Simulating the Milky Way
"Previous efforts to form a massive disk galaxy like the Milky Way had failed, because the simulated galaxies ended up with huge central bulges compared to the size of the disk," said Javiera Guedes, who recently earned her Ph.D. in astronomy and astrophysics at UC Santa Cruz and is first author of a paper on the new simulation, called "Eris." The paper has been accepted for publication in the Astrophysical Journal.
The Eris galaxy is a massive spiral galaxy with a central "bar" of bright stars and other structural properties consistent with galaxies like the Milky Way. Its brightness profile, bulge-to-disk ratio, stellar content, and other key features are all within the range of observations of the Milky Way and other galaxies of the same type. "We dissected the galaxy in many different ways to confirm that it fits with observations," Guedes said.
According to coauthor Piero Madau, professor of astronomy and astrophysics at UC Santa Cruz, the project required a large investment of supercomputer time, including 1.4 million processor-hours on NASA´s state-of-the-art Pleiades supercomputer, plus additional supporting simulations on supercomputers at UCSC and the Swiss National Supercomputing Center. "We took some risk spending a huge amount of supercomputer time to simulate a single galaxy with extra-high resolution," Madau said.
The results support the prevailing "cold dark matter" theory, in which the evolution of structure in the universe is driven by the gravitational interactions of dark matter ("dark" because it can´t be seen, and "cold" because the particles are moving slowly). Gravity acted initially on slight density fluctuations present shortly after the Big Bang, pulling together the first clumps of dark matter, which grew into larger and larger clumps through the hierarchical merging of smaller progenitors. The ordinary matter that forms stars and planets (less than 20 percent of the matter in the universe) has fallen into the "gravitational wells" created by large clumps of dark matter, giving rise to galaxies in the centers of dark matter halos.
For the past 20 years, however, efforts to reproduce this process in computer simulations have failed to generate massive disk galaxies that look anything like the Milky Way, with its spiral arms in a large flat disk around a small central bulge made up of old stars. A realistic simulation of star formation was the key to Eris´s success, Madau said.

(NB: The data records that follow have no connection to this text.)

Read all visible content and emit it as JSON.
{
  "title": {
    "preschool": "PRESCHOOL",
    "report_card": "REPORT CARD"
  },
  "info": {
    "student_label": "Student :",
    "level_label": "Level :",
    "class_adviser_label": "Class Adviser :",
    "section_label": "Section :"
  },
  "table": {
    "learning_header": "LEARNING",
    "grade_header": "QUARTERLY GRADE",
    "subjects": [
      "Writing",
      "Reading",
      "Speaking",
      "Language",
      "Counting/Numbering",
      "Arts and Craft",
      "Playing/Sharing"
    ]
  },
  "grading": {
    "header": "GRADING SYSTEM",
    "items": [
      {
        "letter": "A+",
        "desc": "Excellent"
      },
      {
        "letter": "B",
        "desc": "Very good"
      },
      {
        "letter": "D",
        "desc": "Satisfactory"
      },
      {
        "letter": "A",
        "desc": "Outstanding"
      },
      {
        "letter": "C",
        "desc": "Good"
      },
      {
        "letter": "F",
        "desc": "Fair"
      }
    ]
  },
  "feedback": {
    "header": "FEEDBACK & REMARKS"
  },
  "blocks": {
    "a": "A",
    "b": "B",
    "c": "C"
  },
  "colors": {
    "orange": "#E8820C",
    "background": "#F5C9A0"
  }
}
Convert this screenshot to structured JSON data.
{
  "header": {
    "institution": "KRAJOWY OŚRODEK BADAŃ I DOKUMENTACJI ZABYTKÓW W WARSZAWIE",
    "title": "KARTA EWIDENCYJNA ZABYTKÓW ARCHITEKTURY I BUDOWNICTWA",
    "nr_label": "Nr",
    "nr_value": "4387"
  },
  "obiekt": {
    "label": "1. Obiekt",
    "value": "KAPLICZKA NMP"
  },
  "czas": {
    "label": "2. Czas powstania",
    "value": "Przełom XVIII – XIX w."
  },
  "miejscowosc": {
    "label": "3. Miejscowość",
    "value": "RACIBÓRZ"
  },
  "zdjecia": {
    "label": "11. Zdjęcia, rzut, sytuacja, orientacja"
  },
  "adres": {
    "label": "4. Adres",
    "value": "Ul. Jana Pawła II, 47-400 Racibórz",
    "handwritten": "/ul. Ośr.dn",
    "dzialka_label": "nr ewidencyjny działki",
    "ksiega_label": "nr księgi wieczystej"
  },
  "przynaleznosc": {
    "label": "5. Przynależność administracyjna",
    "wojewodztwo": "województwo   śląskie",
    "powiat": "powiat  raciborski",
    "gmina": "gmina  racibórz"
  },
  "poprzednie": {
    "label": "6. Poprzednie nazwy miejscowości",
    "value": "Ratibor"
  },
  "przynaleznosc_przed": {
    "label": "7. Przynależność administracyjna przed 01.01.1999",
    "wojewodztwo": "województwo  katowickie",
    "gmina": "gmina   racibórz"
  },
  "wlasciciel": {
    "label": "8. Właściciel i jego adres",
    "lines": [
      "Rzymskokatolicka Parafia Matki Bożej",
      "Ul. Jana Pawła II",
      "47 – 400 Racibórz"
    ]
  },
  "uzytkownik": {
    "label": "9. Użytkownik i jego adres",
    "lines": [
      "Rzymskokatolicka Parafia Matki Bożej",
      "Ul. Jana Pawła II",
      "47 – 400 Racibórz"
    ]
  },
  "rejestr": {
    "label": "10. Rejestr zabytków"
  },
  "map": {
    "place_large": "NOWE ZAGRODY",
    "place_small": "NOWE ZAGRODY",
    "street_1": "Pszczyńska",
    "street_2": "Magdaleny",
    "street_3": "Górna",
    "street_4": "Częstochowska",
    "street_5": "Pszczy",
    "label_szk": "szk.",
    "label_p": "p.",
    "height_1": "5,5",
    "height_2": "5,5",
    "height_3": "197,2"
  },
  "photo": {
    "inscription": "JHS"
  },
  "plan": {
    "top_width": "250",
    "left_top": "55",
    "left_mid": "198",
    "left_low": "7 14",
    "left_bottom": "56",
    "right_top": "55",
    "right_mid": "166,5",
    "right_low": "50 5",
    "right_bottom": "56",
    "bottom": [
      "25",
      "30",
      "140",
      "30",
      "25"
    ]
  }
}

To perform the Eris simulation, the researchers began with a low-resolution simulation of dark matter evolving to form the haloes that host present-day galaxies. Then they chose a halo with an appropriate mass and merger history to host a galaxy like the Milky Way and "rewound the tape" back to the initial conditions. Zooming in on the small region that evolved into the chosen halo, they added gas particles and greatly increased the resolution of the simulation. High resolution means tracking the interactions of a huge number of particles.
"The simulation follows the interactions of more than 60 million particles of dark matter and gas. A lot of physics goes into the code -- gravity and hydrodynamics, star formation and supernova explosions -- and this is the highest resolution cosmological simulation ever done this way," said Guedes, who is currently a postdoctoral researcher at the Swiss Federal Institute of Technology in Zurich (ETH Zurich).
The high resolution allowed for a more precise recipe for star formation. In a low-resolution simulation, with gas densities averaged out over relatively large areas, the threshold density for star formation has to be set so low that stars tend to form in diffuse gas throughout the galaxy. In the Eris simulation, the star-formation threshold allowed stars to form only in high-density regions, resulting in a more realistic distribution of stars.
An important consequence is that when stars explode as supernovae within these localized, high-density regions, the energy injected into the interstellar medium blows a lot of gas out of the galaxy. "Supernovae produce outflows of gas from the inner part of the galaxy where it would otherwise form more stars and make a large bulge," Madau said. "Clustered star formation and energy injection from supernovae are making the difference in this simulation."